Namun, dia menanggapinya dengan senyuman seraya berkata, “Bersabarlah
sebentar, tinggallah beberapa bulan lagi di sini.”
Oleh karena itu, tidak
ada hal lain lagi yang kuharapkan selain menuntaskan hafalan al-Quran.
Maka dengan sungguh-sungguh aku membulatkan tekadku untuk itu. Aku
selalu berusaha, bersabar, dan berdoa kepada Allah Ta’ala agar
memberikanku petunjuk-Nya untuk menghafal al-Quran sehingga akhirnya
Allah Ta’ala memberikan karunia-Nya, yang mana aku dapat mengkhatam
hafalan Al-Quran sekitar 10 bulan lebih semenjak datang ke Arab Saudi.
Apakah engkau ingin mengetahui bagaimana aku bisa menghafal al-Quran?
Mulai Menghafal Al-Quran
Pada setiap pagi setelah
shalat subuh aku menghafal ayat-ayat al-Quran sebanyak dua lembar.

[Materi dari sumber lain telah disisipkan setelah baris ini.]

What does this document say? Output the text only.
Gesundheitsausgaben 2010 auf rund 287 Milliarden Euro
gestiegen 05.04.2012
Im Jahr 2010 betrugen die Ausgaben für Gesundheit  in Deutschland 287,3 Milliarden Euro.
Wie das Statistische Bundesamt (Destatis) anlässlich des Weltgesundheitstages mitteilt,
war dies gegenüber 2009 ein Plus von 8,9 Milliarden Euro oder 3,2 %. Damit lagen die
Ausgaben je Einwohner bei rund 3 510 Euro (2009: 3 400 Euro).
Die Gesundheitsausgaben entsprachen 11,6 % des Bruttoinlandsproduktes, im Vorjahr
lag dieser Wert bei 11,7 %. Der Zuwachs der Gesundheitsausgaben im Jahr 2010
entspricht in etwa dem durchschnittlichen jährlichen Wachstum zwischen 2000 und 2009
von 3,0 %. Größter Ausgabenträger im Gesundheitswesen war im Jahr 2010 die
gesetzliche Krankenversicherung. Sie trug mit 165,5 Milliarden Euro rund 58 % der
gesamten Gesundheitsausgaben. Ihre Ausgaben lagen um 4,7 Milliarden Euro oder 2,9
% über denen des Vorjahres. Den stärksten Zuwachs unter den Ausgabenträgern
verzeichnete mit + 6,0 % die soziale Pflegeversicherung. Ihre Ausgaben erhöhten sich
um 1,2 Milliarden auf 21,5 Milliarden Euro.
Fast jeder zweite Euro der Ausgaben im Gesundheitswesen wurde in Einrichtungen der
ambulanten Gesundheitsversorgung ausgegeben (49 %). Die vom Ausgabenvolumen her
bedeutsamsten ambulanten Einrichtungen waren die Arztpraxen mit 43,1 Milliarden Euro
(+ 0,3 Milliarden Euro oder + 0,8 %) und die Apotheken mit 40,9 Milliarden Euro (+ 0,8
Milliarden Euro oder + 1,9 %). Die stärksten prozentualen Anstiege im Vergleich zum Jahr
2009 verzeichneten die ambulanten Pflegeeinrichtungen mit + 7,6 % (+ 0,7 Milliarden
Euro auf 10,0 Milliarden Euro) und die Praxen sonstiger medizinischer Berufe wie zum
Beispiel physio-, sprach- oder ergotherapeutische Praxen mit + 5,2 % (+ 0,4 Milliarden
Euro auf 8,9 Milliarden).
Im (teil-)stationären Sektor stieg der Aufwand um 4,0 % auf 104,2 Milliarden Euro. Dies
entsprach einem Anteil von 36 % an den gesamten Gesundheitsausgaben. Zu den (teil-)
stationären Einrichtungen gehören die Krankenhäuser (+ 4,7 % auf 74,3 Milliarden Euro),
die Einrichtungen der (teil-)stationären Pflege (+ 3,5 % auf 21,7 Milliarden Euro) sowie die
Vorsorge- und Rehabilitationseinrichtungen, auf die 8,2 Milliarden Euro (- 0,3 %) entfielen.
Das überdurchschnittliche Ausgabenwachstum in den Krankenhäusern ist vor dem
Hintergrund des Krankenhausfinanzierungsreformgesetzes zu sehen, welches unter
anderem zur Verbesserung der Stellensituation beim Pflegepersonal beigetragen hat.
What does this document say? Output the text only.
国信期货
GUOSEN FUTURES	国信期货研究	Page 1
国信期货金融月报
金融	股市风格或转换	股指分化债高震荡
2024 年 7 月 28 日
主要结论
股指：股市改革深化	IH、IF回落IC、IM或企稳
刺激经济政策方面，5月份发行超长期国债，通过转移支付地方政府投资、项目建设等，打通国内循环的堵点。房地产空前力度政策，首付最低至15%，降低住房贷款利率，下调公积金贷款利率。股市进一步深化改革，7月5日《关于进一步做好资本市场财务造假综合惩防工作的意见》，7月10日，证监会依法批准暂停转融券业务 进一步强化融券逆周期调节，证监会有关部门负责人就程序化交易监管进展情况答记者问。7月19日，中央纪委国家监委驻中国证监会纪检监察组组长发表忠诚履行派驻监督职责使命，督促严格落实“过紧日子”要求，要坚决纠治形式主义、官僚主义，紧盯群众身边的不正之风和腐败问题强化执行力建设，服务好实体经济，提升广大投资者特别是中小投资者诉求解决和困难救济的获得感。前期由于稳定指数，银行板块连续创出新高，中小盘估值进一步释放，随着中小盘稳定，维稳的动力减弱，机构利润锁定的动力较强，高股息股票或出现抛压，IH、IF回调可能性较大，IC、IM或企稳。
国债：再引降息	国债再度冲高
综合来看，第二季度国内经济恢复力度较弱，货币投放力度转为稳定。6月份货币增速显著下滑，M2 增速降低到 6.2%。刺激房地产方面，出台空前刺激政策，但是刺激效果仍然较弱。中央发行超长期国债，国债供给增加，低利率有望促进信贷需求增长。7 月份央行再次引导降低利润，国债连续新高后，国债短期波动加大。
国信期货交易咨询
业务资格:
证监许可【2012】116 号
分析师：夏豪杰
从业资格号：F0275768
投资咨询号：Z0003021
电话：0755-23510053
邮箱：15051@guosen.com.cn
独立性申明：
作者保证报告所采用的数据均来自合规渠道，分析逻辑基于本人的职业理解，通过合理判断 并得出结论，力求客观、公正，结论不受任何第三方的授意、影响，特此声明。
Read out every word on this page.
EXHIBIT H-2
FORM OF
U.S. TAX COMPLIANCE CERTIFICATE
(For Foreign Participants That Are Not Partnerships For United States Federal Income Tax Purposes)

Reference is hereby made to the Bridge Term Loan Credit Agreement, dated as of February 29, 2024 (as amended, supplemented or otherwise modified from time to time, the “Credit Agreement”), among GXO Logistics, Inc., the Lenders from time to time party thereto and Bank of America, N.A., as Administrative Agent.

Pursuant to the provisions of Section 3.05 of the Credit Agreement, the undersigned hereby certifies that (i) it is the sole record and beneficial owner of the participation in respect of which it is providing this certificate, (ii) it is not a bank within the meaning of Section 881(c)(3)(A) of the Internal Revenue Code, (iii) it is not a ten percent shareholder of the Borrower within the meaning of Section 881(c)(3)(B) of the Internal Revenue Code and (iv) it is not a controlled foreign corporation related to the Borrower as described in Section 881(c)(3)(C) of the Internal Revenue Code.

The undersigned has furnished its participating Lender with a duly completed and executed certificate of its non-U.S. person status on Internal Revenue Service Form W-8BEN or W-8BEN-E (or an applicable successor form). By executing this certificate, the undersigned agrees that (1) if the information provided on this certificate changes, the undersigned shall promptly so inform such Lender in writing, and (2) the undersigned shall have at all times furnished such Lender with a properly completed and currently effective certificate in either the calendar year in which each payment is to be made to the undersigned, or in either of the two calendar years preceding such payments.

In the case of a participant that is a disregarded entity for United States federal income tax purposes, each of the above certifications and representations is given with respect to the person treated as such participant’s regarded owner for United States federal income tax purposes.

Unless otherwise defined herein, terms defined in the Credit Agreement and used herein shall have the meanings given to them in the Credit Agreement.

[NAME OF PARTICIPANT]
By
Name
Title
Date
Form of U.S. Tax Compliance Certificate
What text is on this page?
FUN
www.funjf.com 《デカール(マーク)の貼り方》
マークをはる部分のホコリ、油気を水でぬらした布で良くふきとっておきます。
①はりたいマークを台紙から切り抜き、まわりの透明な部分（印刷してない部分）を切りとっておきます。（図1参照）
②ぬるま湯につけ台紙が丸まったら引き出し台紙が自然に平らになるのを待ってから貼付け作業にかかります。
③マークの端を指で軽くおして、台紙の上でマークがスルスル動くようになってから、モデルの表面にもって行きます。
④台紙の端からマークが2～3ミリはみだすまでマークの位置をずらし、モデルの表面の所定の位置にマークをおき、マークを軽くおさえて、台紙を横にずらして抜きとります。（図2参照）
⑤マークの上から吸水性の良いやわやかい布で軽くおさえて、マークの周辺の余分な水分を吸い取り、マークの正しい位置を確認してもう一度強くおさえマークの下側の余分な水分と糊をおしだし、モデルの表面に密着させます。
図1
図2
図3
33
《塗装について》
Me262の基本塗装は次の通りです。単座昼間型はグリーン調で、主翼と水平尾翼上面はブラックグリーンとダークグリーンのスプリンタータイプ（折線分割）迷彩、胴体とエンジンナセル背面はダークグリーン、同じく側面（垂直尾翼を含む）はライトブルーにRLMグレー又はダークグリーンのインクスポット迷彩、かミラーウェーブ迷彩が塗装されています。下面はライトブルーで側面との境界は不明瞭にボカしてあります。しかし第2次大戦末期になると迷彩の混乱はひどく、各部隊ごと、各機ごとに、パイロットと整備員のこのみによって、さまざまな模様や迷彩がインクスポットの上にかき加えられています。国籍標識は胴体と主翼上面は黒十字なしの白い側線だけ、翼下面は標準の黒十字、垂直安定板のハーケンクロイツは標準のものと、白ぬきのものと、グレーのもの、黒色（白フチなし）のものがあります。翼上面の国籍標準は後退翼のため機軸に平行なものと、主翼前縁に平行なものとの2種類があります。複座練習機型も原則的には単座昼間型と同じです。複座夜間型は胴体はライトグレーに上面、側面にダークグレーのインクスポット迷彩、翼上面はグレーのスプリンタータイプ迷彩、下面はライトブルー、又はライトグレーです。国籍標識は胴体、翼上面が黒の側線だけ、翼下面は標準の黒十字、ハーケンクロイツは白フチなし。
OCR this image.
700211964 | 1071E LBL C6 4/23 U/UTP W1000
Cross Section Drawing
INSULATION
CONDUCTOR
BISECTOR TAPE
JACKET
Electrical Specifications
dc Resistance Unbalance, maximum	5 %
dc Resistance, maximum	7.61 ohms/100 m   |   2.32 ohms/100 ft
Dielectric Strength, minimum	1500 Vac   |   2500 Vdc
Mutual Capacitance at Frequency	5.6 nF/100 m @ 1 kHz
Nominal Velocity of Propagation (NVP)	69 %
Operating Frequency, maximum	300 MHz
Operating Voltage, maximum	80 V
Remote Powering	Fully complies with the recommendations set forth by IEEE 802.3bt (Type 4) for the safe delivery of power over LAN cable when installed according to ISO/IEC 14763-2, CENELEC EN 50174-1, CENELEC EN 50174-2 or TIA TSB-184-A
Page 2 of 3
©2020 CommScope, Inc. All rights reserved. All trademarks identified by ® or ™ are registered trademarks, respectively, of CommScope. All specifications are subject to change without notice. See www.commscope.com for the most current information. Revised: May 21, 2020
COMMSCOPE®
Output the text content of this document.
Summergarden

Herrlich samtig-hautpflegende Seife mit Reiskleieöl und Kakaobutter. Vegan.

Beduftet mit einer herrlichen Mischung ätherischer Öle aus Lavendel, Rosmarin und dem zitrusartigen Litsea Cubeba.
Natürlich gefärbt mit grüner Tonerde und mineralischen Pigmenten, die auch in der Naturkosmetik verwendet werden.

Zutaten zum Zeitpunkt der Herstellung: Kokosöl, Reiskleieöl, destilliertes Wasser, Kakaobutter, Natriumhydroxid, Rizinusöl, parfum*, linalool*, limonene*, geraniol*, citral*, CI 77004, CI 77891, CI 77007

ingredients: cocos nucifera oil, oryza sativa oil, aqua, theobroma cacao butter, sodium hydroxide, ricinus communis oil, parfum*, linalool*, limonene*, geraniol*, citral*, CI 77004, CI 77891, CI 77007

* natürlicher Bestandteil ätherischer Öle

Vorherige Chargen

Setelah mengembala kambing, dan hendak pulang ke kemah, aku mengulang
kembali hasil hafalanku yang kudapat pagi tadi, lalu hafalan itu diulang
kembali pada keesokan harinya.
Keesokan harinya,
sebelum berangkat menggembala kambing, aku mengulangi hafalanku yang
kemarin. Apabila hafalanku yang kemarin itu sudah mantap, maka aku mulai
menambah hafalanku dengan ayat-ayat yang baru. Hal yang sama juga aku
lakukan ketika pulang ke kemah, yakni mengulangi kembali hasil hafalanku
pagi tadi dan mengulang kembali hafalan hari ini pada keesokan harinya
lagi. Adapun hari Kamis dan Jum’at aku khususkan untuk mengulang semua
hafalanku.
Pada saat beristirahat,
salah seorang temanku -yang menceritakan kisah ini kepada Syeikh Hamdan
Hamud Al-Hajiri- bertanya sambil terheran-heran, “Kamu tidak
memiliki radio dan televisi. Kamu juga tidak membaca koran, lalu
bagaimana kamu mengetahui peristiwa-peristiwa yang terjadi di seluruh
dunia. Kamu benar-benar terpisah dari dunia luar.”
Sambil membetulkan
posisi duduk, aku katakan, “Sungguh, rasa khawatirku terhadap sesuatu
menjadi berkurang. Pada waktu kosong ini, aku sibuk memeriksa penyakit
kambing-kambingku atau menjahit bajuku yang sobek. Inilah
kejadian-kejadian yang luar biasa bagi diriku. Adapun kabar terhangat
adalah kabar yang disebutkan dalam firman Alah Ta’ala, Tuhan semesta
alam. Sementara itu, peristiwa yang paling agung adalah peristiwa
diutusnya para nabi beserta orang-orang beriman yang mengikutinya,
bagaimana dakwah mereka dan cobaan yang menimpa mereka. Bagi saya,
berita-berita yang ada koran dan majalah tidak begitu penting. Biarlah
saya menyibukkan diri dengan kabar yang datang dari Tuhan yang disembah
para makhluk di dunia ini.”
Subhanallah, sungguh
kuat keinginan si pengembala kambing ini untuk mengisi hari-harinya
dengan al-Quran. Kesibukan bekerja bukanlah sebuah alasan baginya untuk
tidak menghafal al-Quran. Hal yang terpenting bagi kita adalah berniat
sepenuh hati untuk menghafal al-Quran, lalu melaksanakannya, kemudian
istiqamah (kosisten) menjalaninya.
Seharusnya, kecanggihan
teknologi pada masa ini kita manfaatkan untuk menghafal Al-Quran. Pada
masa dahulu, barangkali cuma ada kaset atau cakram padat (CD) yang bisa
kita dengarkan untuk menghafal atau mengulang hafalan Al-Quran. Pada
masa sekarang, banyak rekaman para qari Timur Tengah maupun dalam negeri
dalam format MP3 yang bisa kita unduh dari situs resmi, lalu kita
simpan dalam telepon genggam, sehingga bisa didengar kapan pun kita
inginkan. Daripada mendengarkan musik yang hukumnya masih diperdebatkan
oleh para ulama, lebih baik mendengar tilawah Al-Quran. Mengerti atau
tidak maknanya, Anda sudah mendapatkan pahalanya.
Jangan terpengaruh oleh
ucapan orang, “Untuk apa menghafal Al-Quran, toh kamu tidak mengerti.”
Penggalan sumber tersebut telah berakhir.